Moses listens as God excoriates the Hebrews below for ditching all their jewelry and gold and building “a molten calf,” which amounts to an abominable idol-god. They are praying to this golden calf and offering it sacrifices. I’ve seen it, Moses, and these people are nothing but a bunch of ungrateful, stiff-necked hacks! The Bible makes it quite clear that God is in a livid meltdown and he’s out to kill again.

“Now, therefore let me alone, that my wrath may wax hot against them, and that I may consume them. And I will make of thee a great nation.”

In other words: Don’t try to talk me out of this; I need to vent my spleen; I need to wipe these flunkies out. And then God throws in the same “covenant” deal to Moses that he offered Noah. Basically, God will start all over again with Moses as the progenitor. Although in this case, God is killing Hebrews exclusively, not dunking the whole Earth and the entirety of creation.

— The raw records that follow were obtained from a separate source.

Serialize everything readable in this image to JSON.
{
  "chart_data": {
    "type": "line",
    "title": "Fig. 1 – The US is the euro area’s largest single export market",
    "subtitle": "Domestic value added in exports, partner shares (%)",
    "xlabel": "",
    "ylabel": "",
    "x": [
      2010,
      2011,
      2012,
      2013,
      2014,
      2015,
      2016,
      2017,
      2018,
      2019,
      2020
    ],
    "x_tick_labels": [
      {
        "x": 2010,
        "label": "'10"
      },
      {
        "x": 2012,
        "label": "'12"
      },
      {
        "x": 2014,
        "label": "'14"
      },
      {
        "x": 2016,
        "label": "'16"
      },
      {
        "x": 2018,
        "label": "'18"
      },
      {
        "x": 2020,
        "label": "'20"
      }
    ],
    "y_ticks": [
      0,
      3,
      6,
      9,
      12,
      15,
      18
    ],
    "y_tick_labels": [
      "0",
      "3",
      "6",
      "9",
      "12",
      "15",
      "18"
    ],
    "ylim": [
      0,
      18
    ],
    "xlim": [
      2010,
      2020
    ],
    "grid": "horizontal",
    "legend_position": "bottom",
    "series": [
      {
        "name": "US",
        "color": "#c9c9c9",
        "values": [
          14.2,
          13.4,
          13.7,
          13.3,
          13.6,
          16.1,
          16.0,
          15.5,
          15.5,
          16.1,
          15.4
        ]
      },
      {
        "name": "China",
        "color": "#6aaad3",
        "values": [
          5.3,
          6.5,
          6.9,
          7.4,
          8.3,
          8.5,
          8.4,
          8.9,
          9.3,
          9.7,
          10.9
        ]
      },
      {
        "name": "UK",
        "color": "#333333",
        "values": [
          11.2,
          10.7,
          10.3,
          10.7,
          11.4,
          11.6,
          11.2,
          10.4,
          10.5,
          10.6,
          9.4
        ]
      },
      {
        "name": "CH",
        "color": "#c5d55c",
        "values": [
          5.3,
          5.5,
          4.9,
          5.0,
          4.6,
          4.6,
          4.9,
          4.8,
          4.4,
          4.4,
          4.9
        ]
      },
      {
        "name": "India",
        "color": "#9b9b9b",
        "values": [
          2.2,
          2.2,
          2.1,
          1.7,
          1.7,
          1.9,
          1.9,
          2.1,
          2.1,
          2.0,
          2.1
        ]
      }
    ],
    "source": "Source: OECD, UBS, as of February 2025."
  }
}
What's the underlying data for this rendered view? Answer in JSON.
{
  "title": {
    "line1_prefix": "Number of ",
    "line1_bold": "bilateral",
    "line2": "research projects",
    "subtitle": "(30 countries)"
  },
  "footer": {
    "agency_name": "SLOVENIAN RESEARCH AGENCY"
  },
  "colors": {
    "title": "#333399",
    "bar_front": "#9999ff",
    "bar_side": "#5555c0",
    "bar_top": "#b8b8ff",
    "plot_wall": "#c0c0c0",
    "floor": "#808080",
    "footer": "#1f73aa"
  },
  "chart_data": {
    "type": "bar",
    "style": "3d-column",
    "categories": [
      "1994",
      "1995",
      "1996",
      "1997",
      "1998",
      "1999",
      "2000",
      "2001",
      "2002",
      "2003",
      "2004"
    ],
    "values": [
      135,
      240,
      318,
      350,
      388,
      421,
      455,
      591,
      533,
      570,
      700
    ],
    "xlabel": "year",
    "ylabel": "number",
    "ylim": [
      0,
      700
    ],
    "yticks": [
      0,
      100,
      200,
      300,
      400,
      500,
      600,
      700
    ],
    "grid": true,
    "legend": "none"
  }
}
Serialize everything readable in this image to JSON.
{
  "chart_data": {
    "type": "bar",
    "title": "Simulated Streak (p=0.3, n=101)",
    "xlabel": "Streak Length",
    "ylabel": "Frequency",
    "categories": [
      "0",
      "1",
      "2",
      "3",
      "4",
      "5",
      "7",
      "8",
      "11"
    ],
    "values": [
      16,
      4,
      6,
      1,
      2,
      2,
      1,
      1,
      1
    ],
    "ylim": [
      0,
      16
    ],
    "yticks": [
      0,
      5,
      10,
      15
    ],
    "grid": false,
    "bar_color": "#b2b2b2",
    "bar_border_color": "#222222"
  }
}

How does Moses react? First of all, he reacts. Completely disregarding the offer of his own lineal covenant, Moses responds: “Why are you so furious with your people that you freed from Egypt with such great authority and a mighty hand? What will the Egyptians say? That you freed them just to destroy them?” And then, with unabashed chutzpah, Moses actually challenges God: “Turn from your fierce wrath and repent of this evil against your people.”

Whenever you pray (and it doesn’t matter where you pray), aren’t you negotiating with God? It’s important to know that Moses—who had a pretty successful career as a rabbi and civil rights leader—regularly contended with God about what Moses thought was right. Even if what God was doling out appeared wrong. This is what you can believe: A relationship with God is not about simply acquiescing to heaven. It’s about arguing with fate and eternity and angels and even with God. Sometimes religion helps us to accomplish this, especially when it’s not skewed by the arrogance and self-importance of its leaders or the dogmas of its liturgies. All of these kinds of things are readily serviced by our understandable fears and insecurities, and sometimes preachers and cultists feed off them.

Religion should not take advantage of us. It should take us home. And the way home is discovered along the path of a vibrant and, yes, contentious spirituality. You can look this up in the Bible.

It turns out that Moses completely convinces God to spare the Hebrews. By lowering the temperature on top of that mountain, by exhibiting some spiritual muscle, Moses saved religion for that day.